Bir şeyi saf temiz ve arıtılmış hale getirmek. Kalbi saf etmek, çıkar ve şöhret amacı güdülmeyen, içten, riyasız, samimi sevgi ve bağlılık. Yapılan
İbadet ve işlerde gösterişe yer vermeme, ibadet ve taatda riyadan uzaklaşma hali ve kalbin safasına keder veren şeyden, kalbi uzak tutmak. Sırf Allah rızasını düşünmek, ona göre hareket etmek ve sadece Allah için ibadet etmek.
İhlâs; bir kalp hareketi ve ruhanî bir davranıştır. Kalp temizliğinin ve sağlamlığının bir delilidir. Yalnız Allah'ın rızasını arayan bir niyettir. Kişinin bütün varlığı ve benliği ile Allah'a kulluk etmesi ve bu kulluğun da ondan başkasını düşünmemesidir. Ayrıca İhlâs, "kalbi garaz şüphesi ve zan eğriliğinden temiz tutmaktır" şeklinde tarif edilmiştir. İhlâsta Hakkın rızâsı talep edilir, yapıları işlerde, riya, gösteriş, menfaat ve şöhret gayesi güdülmez.

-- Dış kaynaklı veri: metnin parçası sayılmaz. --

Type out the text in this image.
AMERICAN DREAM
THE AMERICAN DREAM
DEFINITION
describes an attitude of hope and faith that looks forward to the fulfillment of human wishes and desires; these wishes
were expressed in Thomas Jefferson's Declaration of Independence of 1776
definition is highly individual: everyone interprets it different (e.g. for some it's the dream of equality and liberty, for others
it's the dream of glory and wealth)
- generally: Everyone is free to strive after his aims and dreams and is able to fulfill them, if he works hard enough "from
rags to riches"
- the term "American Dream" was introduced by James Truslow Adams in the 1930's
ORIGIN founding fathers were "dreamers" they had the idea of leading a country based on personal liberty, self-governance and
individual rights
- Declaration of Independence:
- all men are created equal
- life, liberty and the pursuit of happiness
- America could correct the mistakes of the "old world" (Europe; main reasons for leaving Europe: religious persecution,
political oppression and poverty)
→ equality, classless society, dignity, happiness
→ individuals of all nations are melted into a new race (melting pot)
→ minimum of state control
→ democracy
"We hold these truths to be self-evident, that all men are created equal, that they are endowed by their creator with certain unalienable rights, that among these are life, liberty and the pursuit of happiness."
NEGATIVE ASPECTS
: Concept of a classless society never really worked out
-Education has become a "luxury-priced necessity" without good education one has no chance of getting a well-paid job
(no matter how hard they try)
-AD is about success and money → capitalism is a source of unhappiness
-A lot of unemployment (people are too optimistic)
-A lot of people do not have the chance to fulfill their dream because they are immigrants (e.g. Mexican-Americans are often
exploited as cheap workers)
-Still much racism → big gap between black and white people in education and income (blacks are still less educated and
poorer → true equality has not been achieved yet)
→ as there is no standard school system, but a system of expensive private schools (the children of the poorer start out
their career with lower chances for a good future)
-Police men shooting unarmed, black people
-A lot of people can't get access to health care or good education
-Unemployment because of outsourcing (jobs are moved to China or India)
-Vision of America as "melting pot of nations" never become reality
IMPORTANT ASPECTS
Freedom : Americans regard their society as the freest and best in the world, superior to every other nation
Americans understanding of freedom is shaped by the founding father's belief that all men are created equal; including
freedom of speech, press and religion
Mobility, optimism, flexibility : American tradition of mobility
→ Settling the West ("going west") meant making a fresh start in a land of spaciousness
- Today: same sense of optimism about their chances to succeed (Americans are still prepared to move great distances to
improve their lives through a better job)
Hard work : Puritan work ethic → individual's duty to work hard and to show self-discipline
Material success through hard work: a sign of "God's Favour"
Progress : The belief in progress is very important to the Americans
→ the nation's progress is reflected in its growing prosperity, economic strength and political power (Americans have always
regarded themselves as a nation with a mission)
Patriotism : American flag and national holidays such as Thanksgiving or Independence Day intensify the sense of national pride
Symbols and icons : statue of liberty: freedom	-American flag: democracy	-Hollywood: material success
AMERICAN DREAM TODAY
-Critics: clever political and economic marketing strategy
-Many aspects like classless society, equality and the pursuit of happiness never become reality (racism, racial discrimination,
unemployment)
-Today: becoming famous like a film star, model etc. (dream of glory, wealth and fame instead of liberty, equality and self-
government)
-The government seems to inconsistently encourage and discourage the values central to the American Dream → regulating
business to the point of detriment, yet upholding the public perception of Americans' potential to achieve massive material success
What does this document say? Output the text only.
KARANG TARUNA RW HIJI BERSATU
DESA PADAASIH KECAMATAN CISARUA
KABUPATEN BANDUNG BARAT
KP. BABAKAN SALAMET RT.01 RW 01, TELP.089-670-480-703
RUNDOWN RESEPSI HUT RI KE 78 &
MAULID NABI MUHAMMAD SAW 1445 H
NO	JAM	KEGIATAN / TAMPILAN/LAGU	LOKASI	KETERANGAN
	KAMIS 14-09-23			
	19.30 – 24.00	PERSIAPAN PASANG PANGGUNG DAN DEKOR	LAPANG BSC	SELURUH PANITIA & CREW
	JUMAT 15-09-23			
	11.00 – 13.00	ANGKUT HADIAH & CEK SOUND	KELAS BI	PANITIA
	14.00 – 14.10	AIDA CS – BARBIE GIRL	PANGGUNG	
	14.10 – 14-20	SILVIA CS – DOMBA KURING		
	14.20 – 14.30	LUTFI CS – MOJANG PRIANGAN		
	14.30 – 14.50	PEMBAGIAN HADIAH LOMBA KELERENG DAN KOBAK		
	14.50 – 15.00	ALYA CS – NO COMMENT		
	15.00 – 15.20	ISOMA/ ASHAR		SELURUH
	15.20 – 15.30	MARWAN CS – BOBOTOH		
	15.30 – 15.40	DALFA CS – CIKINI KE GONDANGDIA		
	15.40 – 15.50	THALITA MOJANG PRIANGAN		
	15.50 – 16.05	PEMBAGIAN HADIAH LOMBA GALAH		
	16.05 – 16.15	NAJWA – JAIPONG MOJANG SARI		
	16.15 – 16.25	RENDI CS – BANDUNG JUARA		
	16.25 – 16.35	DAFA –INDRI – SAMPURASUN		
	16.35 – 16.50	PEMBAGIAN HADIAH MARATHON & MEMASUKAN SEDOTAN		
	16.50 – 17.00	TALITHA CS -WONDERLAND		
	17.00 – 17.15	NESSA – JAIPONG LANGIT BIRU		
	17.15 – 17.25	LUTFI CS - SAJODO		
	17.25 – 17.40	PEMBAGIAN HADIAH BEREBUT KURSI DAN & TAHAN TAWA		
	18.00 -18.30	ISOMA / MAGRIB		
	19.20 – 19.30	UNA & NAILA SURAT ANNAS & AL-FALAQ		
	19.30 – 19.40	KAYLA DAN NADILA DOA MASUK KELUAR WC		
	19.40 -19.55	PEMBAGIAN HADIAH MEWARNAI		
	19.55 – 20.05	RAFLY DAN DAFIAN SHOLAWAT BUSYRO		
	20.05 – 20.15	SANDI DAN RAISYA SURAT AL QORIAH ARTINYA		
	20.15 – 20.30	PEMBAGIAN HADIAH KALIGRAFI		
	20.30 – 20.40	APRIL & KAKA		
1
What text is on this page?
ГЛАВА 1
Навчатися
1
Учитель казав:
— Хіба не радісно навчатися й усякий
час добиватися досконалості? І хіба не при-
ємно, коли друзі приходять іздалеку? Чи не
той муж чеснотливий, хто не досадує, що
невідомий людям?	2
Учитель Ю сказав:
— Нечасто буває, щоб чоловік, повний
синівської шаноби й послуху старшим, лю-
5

"Bir şey karışıklıktan arındığı zaman, temiz olur. Saf ve temiz hareketlere de ihlâs denir" (İmâm Gazzâ1î, İhyâ u'ulumi'd-din, IV, ş 379). İhlâs bir kalp hareketi ve ruhâni bir davranış olmaktadır. Kalbî davranışların makbul oluşu, niyet ve irademizin sağlamlığına bağlıdır. İhlâs, kalp sağlamlığının bir delilidir. Böyle olunca her işe başlandığı zaman niyette ihlas, yani her türlü dünyevî karşılık beklemekten uzak olmak gerekmektedir. Cenâb-ı Hakk'ın rızası ihlâs ile kazanılır. Yoksa ihlâs kişinin başarı ve becerileriyle elde edilemez. Bazen ihlas ile söylenmiş bir tek kelime ile kişi kurtuluşa erer ve Cenab-ı Hakk'ın rızasını elde edilebilir. Bazan bir tek adamın irşadı, bin kişinin irşadı kadar Allah rızasına sebep olur. Hz. Peygamber (s.a.s) şöyle buyurur: "Ben Cebrail'den ihlâsın ne olduğunu sordum. Şöyle cevap verdi: Ben de Aziz ve Celil olan Allah'a: "İhlâs nedir?" diye sordum o şöyle buyurdu: "İhlas benim bir sırrımdır. Onu kullarımdan sevdiğim kimselerin kalbine koyarım."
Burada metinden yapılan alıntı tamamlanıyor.